Par Christian Fremaux avocat
honoraire.
Plus jamais
cela, c’est inadmissible, intolérable, inouï… Il n’y a plus assez de qualificatif
et on manque de vocabulaire pour s’indigner quand un fait divers nous touche au
plus profond de notre être, au plus fort de nos convictions et que nous sommes
de tout cœur avec la ou les victimes comme ce professeur qui a été décapité
pour avoir fait son travail et avoir suivi le programme de l’éducation
nationale.
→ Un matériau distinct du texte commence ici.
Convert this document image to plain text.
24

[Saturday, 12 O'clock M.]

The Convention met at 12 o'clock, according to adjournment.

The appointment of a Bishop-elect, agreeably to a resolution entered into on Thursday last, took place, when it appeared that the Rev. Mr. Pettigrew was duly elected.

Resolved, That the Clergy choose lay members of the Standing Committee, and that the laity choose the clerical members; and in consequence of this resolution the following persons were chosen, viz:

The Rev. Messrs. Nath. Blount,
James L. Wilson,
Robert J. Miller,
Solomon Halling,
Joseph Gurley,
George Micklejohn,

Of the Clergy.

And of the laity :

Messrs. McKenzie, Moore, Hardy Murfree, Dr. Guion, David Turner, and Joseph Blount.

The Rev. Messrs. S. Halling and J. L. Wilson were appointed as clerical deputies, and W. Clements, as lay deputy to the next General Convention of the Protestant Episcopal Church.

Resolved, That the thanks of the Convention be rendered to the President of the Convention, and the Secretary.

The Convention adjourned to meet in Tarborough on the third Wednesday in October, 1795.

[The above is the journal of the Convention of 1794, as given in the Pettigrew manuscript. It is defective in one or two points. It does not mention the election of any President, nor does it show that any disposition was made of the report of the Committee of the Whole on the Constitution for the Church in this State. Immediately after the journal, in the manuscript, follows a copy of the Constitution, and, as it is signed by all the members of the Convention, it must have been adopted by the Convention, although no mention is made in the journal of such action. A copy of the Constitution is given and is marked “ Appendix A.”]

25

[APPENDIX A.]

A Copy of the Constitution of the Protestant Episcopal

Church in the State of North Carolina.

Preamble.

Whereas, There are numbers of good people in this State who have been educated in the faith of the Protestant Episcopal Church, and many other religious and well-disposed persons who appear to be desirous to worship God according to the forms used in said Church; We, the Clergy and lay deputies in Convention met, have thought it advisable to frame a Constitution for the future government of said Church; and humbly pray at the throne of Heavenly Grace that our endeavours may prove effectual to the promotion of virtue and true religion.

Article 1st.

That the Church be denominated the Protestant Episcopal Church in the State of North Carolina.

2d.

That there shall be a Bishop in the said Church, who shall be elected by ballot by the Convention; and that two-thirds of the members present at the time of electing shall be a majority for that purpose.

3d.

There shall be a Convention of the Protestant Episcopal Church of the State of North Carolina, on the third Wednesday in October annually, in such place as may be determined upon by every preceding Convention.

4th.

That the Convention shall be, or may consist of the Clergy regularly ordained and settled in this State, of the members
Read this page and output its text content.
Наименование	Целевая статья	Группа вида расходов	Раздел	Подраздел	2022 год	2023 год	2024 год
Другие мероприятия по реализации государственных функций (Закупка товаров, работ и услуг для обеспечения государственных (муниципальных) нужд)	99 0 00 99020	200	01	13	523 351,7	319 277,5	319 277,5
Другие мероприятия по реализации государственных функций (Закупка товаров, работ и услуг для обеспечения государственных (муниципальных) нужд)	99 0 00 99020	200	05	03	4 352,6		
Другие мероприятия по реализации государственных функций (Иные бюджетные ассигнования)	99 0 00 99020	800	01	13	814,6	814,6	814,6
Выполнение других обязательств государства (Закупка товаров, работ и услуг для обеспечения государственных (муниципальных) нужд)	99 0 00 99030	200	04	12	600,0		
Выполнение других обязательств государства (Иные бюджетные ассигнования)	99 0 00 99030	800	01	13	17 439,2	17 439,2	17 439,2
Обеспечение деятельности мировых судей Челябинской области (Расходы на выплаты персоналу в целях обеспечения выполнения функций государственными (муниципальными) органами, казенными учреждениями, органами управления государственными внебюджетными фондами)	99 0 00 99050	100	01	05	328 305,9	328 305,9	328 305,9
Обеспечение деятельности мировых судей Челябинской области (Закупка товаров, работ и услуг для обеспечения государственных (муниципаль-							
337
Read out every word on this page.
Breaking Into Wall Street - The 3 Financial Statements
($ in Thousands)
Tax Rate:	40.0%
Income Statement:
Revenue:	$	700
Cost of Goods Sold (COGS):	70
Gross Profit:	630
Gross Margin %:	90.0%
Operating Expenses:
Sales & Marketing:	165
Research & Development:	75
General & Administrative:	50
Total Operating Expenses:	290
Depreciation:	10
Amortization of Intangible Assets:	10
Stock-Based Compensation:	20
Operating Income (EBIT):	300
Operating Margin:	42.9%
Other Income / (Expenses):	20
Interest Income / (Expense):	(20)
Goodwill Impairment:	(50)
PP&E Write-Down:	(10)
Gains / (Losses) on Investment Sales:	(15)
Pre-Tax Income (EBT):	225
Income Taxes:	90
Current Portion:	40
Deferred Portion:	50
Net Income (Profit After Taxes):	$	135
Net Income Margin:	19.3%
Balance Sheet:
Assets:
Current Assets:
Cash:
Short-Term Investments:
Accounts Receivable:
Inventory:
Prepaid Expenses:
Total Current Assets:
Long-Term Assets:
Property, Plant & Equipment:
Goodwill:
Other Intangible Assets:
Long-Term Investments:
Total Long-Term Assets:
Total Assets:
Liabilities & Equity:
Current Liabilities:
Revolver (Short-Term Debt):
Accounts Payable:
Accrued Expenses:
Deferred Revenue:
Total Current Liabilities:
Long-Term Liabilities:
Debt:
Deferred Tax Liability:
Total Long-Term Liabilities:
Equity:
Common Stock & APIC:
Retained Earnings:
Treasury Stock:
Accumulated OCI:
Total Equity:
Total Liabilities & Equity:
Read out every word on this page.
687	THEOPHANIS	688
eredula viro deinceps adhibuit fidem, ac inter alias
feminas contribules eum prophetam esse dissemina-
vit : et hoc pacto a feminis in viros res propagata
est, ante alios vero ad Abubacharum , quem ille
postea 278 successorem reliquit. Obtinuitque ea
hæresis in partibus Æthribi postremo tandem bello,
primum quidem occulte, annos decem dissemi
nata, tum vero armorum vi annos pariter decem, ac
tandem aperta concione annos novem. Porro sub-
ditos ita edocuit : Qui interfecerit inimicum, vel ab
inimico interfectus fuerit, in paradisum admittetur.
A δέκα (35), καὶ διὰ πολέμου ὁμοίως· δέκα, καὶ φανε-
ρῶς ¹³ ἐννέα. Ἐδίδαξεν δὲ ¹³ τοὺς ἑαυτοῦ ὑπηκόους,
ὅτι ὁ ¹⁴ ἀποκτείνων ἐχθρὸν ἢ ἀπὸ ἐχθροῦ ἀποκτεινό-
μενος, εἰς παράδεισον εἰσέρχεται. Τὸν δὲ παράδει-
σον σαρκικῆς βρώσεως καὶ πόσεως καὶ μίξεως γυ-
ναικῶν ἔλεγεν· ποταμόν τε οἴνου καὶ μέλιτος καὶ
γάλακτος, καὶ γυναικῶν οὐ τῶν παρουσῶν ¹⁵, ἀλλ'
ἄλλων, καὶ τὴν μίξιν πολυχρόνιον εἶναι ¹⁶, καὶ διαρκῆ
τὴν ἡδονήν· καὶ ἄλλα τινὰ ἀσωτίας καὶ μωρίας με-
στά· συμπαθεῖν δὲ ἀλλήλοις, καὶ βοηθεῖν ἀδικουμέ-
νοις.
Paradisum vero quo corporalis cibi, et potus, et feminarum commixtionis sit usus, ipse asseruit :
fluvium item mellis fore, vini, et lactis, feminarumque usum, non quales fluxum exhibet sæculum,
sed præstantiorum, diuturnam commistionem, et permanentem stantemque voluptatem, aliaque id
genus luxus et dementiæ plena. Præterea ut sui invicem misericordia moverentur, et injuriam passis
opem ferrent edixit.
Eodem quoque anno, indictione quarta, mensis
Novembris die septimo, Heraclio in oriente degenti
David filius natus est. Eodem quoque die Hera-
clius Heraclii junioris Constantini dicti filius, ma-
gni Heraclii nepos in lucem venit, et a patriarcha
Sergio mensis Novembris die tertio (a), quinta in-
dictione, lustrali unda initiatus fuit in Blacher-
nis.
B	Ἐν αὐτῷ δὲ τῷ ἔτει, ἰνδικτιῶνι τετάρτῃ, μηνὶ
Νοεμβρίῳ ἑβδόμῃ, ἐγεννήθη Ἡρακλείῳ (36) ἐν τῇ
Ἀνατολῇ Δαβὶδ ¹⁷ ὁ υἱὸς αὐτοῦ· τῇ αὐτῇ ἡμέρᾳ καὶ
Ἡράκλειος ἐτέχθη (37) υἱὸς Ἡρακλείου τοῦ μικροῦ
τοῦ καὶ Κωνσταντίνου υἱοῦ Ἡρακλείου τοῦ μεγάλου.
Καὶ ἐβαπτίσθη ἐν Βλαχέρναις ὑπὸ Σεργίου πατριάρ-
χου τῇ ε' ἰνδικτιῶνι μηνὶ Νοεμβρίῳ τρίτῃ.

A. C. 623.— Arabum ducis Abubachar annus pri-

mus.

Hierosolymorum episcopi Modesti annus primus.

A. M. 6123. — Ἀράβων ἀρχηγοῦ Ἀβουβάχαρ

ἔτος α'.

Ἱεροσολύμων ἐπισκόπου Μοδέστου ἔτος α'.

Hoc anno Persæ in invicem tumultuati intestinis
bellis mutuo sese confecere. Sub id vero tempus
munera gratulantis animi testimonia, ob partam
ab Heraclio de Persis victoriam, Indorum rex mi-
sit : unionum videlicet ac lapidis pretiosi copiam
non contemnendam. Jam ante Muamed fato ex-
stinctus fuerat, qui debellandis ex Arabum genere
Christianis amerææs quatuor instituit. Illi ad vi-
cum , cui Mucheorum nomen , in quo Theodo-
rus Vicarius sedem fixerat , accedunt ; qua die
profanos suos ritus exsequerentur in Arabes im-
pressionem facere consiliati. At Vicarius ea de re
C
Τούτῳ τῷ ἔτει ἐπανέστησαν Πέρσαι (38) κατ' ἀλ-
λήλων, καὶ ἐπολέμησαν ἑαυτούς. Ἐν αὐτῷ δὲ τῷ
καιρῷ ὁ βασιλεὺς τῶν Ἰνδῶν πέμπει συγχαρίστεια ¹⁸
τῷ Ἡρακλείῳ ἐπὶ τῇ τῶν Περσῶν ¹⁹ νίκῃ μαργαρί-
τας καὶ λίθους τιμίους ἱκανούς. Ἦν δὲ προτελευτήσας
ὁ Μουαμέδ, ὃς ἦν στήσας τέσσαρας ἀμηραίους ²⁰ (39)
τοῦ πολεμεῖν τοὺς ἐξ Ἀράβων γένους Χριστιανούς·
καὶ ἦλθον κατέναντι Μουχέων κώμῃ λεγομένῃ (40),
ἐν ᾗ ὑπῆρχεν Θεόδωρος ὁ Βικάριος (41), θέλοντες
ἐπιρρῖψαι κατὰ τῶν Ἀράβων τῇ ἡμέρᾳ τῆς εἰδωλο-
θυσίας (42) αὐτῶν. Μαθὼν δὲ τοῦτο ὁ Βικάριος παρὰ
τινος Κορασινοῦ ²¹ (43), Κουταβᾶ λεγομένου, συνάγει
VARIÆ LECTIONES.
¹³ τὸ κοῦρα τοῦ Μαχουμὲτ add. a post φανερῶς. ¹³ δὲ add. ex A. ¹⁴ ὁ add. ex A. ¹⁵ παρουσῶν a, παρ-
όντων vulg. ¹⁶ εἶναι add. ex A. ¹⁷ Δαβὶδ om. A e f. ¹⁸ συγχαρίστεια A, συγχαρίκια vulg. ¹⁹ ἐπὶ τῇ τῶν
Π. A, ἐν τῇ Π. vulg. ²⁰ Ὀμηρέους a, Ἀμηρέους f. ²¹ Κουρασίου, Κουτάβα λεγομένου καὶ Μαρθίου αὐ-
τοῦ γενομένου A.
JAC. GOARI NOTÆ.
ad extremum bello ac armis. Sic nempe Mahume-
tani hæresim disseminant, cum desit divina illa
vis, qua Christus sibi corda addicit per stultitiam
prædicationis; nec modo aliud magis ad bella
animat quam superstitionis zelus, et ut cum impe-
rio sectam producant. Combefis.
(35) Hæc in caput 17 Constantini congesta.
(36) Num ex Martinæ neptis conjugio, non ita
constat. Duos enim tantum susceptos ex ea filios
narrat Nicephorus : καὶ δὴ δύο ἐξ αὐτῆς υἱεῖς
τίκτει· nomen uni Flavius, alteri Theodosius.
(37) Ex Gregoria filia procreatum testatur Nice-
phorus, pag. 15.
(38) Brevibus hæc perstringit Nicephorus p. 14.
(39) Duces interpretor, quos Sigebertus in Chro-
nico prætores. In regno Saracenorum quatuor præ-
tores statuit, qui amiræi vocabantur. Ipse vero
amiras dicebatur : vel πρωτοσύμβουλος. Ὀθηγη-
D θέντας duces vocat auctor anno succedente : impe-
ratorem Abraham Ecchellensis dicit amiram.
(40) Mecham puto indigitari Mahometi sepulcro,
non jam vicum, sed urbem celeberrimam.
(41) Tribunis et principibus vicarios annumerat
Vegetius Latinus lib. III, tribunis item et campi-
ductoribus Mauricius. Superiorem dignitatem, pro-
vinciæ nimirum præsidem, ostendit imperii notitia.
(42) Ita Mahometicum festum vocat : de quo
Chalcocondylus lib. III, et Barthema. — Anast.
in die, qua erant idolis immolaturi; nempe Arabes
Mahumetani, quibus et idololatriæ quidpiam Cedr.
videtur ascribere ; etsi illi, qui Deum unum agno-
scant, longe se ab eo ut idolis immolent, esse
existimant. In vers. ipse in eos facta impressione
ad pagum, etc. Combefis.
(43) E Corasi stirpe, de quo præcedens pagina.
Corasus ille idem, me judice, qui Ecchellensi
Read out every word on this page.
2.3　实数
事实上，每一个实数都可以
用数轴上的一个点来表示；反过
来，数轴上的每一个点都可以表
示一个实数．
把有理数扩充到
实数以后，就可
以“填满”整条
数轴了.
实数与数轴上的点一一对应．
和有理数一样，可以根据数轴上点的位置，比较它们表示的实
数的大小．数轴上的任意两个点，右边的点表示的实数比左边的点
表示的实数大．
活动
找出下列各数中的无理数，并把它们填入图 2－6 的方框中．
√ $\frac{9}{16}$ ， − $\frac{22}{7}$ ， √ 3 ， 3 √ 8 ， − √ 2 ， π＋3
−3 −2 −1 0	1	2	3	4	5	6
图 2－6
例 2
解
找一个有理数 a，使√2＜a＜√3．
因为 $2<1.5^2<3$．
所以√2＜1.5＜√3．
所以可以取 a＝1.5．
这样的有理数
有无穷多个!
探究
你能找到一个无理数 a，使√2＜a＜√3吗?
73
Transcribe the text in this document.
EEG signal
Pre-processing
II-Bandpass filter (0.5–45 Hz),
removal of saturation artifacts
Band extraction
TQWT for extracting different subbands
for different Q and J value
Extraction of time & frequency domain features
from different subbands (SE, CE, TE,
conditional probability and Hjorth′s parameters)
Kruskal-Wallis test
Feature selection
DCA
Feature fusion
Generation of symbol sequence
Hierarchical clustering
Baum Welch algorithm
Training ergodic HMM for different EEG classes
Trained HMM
Et alors même que nous sommes dans le procès de ceux qui ont permis
les attentats contre Charlie Hebdo : la justice ne sert -elle à rien
même pas d’intimidation puisque un
terroriste s’est servi il y a quelques
semaines d’un couteau de boucher pour attaquer ce qu’il croyait être des
journalistes, et qu’un autre dans l’escalade de l’ ignominie s’est déplacé
spécialement de très loin pour venir froidement trancher la tête d’un
professeur qu’il ne connaissait pas, sans
rien savoir de la réalité de son cours, un enseignant de ceux qui transmettent les connaissances qui
ouvrent les esprits et qui nous apprennent à devenir des adultes responsables.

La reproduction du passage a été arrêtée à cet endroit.